Private prison divestment student activists call for more transparency

By Claudia Kania
Burbank, IL

The nationwide debate over private prisons came to the Princeton campus this year, with students speaking out against corporations contracted by the federal government to house inmates.

For-profit prisons came to center stage in February, after the Justice Department under President Trump’s administration opted out of the previous administration’s plan to gradually discontinue the practice.

Former Princeton student Daniel Teehan devoted much of his time as an undergraduate to fighting for prison reform. Teehan was the co-president of the Students for Prison Education and Reform (SPEAR) and served as a spokesperson for the Princeton Prison Divest Initiative (PPPD). Both projects call on the university to divest from detention centers and privatized prisons.

While Princeton says it does not currently invest in private prison corporations, Teehan’s groups wanted a guarantee that it would not do so in the future. But after students submitted a proposal on future divestment to the Princeton Resources Committee, it was unanimously rejected and not passed on to the Board of Trustees.

In response, Teehan and a coalition of activists, including members of Princeton’s Black Justice League and the Asian Students Coalition, staged a walkout and teach-in. In an interview, Teehan said that the referendum review process “had broken down” and was “not responsive.”

But engineering professor Michael Littman, who now chairs the Resources Committee, called the walkout “counterproductive” and “rude.” He explained that any divestment proposal must meet three sets of criteria before it reaches the Board of Trustees: win a campus consensus, present a sustained interest, and show a conflict with the university’s core values.

In 1978, the university withdrew a portion of its endowment from corporations with ties to South African apartheid.

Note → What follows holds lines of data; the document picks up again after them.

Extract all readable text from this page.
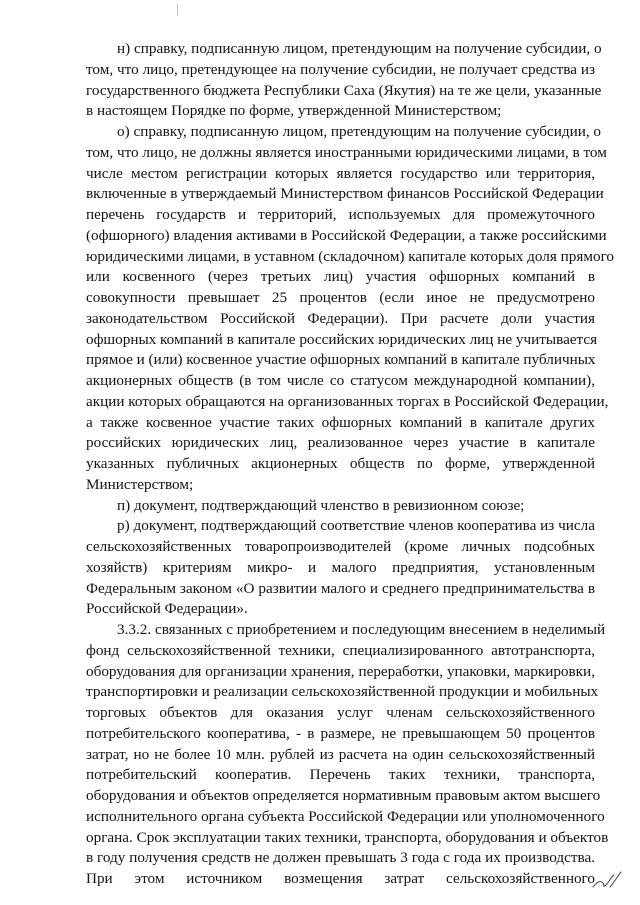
н) справку, подписанную лицом, претендующим на получение субсидии, о
том, что лицо, претендующее на получение субсидии, не получает средства из
государственного бюджета Республики Саха (Якутия) на те же цели, указанные
в настоящем Порядке по форме, утвержденной Министерством;
о) справку, подписанную лицом, претендующим на получение субсидии, о
том, что лицо, не должны является иностранными юридическими лицами, в том
числе местом регистрации которых является государство или территория,
включенные в утверждаемый Министерством финансов Российской Федерации
перечень государств и территорий, используемых для промежуточного
(офшорного) владения активами в Российской Федерации, а также российскими
юридическими лицами, в уставном (складочном) капитале которых доля прямого
или косвенного (через третьих лиц) участия офшорных компаний в
совокупности превышает 25 процентов (если иное не предусмотрено
законодательством Российской Федерации). При расчете доли участия
офшорных компаний в капитале российских юридических лиц не учитывается
прямое и (или) косвенное участие офшорных компаний в капитале публичных
акционерных обществ (в том числе со статусом международной компании),
акции которых обращаются на организованных торгах в Российской Федерации,
а также косвенное участие таких офшорных компаний в капитале других
российских юридических лиц, реализованное через участие в капитале
указанных публичных акционерных обществ по форме, утвержденной
Министерством;
п) документ, подтверждающий членство в ревизионном союзе;
р) документ, подтверждающий соответствие членов кооператива из числа
сельскохозяйственных товаропроизводителей (кроме личных подсобных
хозяйств) критериям микро- и малого предприятия, установленным
Федеральным законом «О развитии малого и среднего предпринимательства в
Российской Федерации».
3.3.2. связанных с приобретением и последующим внесением в неделимый
фонд сельскохозяйственной техники, специализированного автотранспорта,
оборудования для организации хранения, переработки, упаковки, маркировки,
транспортировки и реализации сельскохозяйственной продукции и мобильных
торговых объектов для оказания услуг членам сельскохозяйственного
потребительского кооператива, - в размере, не превышающем 50 процентов
затрат, но не более 10 млн. рублей из расчета на один сельскохозяйственный
потребительский кооператив. Перечень таких техники, транспорта,
оборудования и объектов определяется нормативным правовым актом высшего
исполнительного органа субъекта Российской Федерации или уполномоченного
органа. Срок эксплуатации таких техники, транспорта, оборудования и объектов
в году получения средств не должен превышать 3 года с года их производства.
При этом источником возмещения затрат сельскохозяйственного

Neither Littman nor University Treasurer Carolyn Ainslie believed that Teehan’s proposal mirrored the urgency of that case.

Teehan said he was especially concerned about the length of time it took for Princeton to state on record that the university does not invest in private prisons. Teehan also expressed wariness over what he described as extreme secrecy surrounding investments that contribute to the school’s endowment, now more than $22 billion total.

Ainslie disputed the claims of secrecy, saying Princeton does not reveal its investment portfolio in order to maximize its potential return. In addition, the university does not directly invest its money, instead hiring third parties to serve as intermediaries between the school and the corporations it invests in.

Now, the issue of Princeton’s future investment in private prisons remains at an impasse. Princeton’s Resources Committee will continue to review new proposals as they are submitted on divestiture — not directly because of the group’s actions, “[but] because it’s our job,” said Littman.